People have a tendency to relate some effects to some causes irrespective of their actual correlation. This depends on a variety of factors including personal experience, social beliefs and trends. As a doctor, I have been witness to this many times. Many parents have told me that their child was vomiting in the morning but also started experiencing diarrhoea or had developed a rash after taking the medicine I had prescribed. Many times such correlations are illogical. For instance, people relate a variety of food with sore throat, fever, abdomen pain etc. but rarely correlate smoking or alcohol with any of their known side effects! Research has shown a very significant correlation between smoking and various forms of cancer. Similarly, consumption of alcohol correlates with various forms of cancer and hypertension to name a few effects. Thus, the tendency to draw certain cause-effect relations often reflects personal and social biases rather than actual correlations.
This conclusion was driven home for me recently when a friend developed a sudden deterioration in his vision. He is 22 years of age and required prolonged treatment to recover completely. I am glad that he is fine now. However, I was also relieved that he developed these symptoms before taking the COVID-19 vaccine. He was planning to get the COVID-19 vaccine as he works in the healthcare sector when he developed these symptoms and he had to defer the vaccination. I am certain that if he had developed these symptoms after taking the vaccine, many people would claim that it was a side effect of vaccination as he is too young to have such a disease.
It also reminded me of an incident from my childhood. We used to visit an archaeological ruin at Gyamtsa, which local folklore said would have been similar to Alchi monastery had it been completed.

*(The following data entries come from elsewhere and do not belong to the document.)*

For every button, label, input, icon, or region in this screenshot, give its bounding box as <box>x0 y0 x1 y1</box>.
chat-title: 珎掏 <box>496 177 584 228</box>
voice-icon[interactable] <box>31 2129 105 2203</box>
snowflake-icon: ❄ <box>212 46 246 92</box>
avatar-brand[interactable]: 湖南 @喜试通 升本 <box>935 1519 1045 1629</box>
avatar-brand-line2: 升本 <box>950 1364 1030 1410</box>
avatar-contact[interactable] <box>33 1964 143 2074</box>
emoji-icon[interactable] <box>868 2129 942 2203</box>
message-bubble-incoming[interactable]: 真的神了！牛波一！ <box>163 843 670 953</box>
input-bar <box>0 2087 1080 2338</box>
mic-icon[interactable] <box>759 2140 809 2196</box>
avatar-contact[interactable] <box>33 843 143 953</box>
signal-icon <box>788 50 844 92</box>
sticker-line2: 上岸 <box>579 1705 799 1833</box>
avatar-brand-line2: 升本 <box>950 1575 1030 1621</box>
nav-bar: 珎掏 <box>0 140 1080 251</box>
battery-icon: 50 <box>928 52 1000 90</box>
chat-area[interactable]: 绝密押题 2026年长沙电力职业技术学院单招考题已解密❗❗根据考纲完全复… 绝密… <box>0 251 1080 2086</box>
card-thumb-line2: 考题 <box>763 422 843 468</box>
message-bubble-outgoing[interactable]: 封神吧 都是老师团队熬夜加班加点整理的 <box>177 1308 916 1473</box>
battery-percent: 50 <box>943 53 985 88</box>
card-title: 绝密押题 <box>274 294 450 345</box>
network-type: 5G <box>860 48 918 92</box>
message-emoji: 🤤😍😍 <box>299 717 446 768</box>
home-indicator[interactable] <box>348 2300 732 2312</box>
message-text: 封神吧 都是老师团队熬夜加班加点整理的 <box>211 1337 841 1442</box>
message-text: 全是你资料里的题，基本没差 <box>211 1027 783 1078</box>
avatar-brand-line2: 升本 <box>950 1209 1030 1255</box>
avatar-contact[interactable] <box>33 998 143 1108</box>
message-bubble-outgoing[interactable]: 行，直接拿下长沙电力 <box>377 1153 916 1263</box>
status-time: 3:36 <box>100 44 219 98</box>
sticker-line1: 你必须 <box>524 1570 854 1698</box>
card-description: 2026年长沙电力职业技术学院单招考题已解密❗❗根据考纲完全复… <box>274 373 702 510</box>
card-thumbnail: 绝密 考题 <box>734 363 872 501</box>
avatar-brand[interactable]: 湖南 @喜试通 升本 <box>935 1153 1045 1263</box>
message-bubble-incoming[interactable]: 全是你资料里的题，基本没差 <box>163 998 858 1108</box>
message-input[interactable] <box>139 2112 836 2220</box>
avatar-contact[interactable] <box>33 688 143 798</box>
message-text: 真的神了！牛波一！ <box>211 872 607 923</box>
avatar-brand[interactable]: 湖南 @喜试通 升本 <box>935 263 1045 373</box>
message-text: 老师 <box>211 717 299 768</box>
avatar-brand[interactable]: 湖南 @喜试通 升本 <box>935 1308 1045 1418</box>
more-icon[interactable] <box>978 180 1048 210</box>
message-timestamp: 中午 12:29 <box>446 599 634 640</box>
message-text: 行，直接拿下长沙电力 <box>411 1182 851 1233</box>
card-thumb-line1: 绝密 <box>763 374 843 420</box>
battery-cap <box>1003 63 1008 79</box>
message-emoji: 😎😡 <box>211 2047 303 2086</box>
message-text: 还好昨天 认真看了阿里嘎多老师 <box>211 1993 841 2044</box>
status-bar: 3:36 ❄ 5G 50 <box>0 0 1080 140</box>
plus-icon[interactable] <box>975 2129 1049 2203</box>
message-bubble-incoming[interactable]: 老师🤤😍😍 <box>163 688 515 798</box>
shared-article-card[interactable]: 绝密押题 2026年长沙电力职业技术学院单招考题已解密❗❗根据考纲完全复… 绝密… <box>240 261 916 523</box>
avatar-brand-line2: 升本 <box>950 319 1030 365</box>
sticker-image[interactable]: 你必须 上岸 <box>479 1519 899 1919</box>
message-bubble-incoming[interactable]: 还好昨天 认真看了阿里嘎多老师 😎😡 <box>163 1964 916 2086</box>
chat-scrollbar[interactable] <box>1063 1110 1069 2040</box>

According to the folklore, some divine beings were building the monastery and they wanted to complete it before dawn when humans would wake up. However, a donkey started braying in the middle of the night. Donkeys generally bray for different reasons, including the onset of dawn. However, in this case this donkey started braying in the middle of the night. On hearing the donkey, these divine beings ran away and the monastery remained incomplete. I still blame the donkey whenever I pass the ruins! I now realise that am being unfair to the donkey. A donkey brays at dawn but its braying does not cause dawn. Thus, I should be blaming whoever started correlating dawn with a donkeys braying.
By Dr Spalchen Gonbo
Dr Spalchen Gonbo is a Paediatrician based in Leh.